In particular, I was struck by the story of the Provosts—a multi-generational, sugarcane farming family in Louisiana. June Provost speaks on the podcast with great pride of the generations of farmers who went before him, stretching back before Emancipation. He describes his family’s land and the way his father taught him at a young age how to work it. When he talks about the soil or speaks directly to the plants, listeners can hear the evidence of his family’s farming legacy in his blood.
And then June begins to painstakingly describe the unraveling of his family’s business through broken systems and policies that resulted in the gradual loss of the Provosts’ land and property. Loan discrimination continues to drastically affect land ownership for Black farmers, and I learned that within just five years between 2007 and 2012, the number of Black farm operators decreased by 45 percent (as opposed to white farm operators who decreased by 12 percent). How many families did those numbers represent? How much land and revenue were lost for these families whose legacy was in the soil?

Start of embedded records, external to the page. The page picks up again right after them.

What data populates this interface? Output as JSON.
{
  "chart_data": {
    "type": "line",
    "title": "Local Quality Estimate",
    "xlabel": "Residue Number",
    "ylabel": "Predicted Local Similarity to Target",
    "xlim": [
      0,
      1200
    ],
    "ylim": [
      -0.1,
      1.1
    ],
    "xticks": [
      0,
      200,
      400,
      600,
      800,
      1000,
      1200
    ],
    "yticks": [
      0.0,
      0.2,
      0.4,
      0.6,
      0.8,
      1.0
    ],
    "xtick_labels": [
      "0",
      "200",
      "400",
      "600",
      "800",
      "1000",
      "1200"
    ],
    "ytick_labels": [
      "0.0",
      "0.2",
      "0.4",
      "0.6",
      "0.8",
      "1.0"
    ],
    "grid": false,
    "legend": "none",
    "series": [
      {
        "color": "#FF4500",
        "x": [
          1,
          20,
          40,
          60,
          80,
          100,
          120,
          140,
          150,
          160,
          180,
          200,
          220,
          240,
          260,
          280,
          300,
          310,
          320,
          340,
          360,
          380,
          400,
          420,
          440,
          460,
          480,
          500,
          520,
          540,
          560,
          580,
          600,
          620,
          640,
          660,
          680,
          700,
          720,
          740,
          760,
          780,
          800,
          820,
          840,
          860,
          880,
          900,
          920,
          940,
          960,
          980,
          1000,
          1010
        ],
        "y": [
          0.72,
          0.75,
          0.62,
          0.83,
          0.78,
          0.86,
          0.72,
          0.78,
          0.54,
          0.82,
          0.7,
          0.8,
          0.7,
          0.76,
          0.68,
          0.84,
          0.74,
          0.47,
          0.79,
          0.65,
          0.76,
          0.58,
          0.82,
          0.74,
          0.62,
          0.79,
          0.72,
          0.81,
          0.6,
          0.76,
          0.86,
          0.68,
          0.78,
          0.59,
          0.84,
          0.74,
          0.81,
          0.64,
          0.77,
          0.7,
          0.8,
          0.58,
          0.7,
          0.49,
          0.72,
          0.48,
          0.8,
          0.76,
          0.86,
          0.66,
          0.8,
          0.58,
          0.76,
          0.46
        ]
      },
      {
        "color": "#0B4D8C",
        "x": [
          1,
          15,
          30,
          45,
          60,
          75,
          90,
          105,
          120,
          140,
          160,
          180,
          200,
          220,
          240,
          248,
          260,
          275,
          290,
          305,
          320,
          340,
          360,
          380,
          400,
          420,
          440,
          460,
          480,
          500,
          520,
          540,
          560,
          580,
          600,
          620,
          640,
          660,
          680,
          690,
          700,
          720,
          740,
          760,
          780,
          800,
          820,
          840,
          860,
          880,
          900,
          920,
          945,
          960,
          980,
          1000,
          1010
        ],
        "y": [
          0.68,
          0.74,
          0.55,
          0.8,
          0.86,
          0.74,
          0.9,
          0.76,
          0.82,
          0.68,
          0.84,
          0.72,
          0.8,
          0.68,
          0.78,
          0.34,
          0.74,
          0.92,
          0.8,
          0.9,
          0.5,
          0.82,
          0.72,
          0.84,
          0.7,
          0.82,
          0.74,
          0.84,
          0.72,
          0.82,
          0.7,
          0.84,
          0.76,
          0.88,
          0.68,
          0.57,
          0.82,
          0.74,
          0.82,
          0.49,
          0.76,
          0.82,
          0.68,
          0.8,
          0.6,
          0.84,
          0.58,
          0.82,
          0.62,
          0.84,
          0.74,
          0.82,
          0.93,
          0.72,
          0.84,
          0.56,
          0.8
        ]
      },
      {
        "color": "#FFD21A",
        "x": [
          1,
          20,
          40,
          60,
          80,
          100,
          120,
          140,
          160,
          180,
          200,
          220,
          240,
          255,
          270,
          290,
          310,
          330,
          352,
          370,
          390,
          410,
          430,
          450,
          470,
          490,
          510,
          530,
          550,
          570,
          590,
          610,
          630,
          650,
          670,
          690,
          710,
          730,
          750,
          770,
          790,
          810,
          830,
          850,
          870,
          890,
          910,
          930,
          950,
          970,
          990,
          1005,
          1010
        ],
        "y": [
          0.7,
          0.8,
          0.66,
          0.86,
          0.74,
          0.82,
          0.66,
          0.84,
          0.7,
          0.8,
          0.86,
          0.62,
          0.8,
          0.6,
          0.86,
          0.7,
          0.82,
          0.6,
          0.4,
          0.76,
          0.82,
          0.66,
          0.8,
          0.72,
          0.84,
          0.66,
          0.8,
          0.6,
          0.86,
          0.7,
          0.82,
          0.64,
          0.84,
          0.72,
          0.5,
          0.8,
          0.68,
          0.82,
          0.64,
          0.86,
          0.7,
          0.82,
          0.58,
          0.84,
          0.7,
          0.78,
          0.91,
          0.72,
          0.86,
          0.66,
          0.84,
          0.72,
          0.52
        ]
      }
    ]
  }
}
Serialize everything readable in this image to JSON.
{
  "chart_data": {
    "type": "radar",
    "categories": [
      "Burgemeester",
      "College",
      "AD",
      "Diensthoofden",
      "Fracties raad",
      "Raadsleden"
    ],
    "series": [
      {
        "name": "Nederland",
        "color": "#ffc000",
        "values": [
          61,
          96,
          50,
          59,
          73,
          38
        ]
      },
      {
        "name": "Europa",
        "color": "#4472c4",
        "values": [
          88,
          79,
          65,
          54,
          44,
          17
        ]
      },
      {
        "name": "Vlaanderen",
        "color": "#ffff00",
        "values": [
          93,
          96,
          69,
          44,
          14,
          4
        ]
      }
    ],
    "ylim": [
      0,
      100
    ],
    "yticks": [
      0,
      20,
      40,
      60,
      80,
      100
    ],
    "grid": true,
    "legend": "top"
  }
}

1619 tells stories like this, unflinchingly depicting generations of oppression and trauma. Listening, I heard the residue of enslavement all these years later—the ongoing scars of trauma upon families like June’s. And it complicates my own grief in the loss of my grandmother, who was foundational in the formation of my own faith. Why did my family receive the gift of generations of influence and legacy, when so many others have been ripped apart?
I am learning again and again that faith is messy, and each season brings new challenges. As I’ve wrestled in this season, I am learning to live in the tension between gratitude for the gifts I have received and at the same time pleading for relief from the oppression and trauma of a thousand more.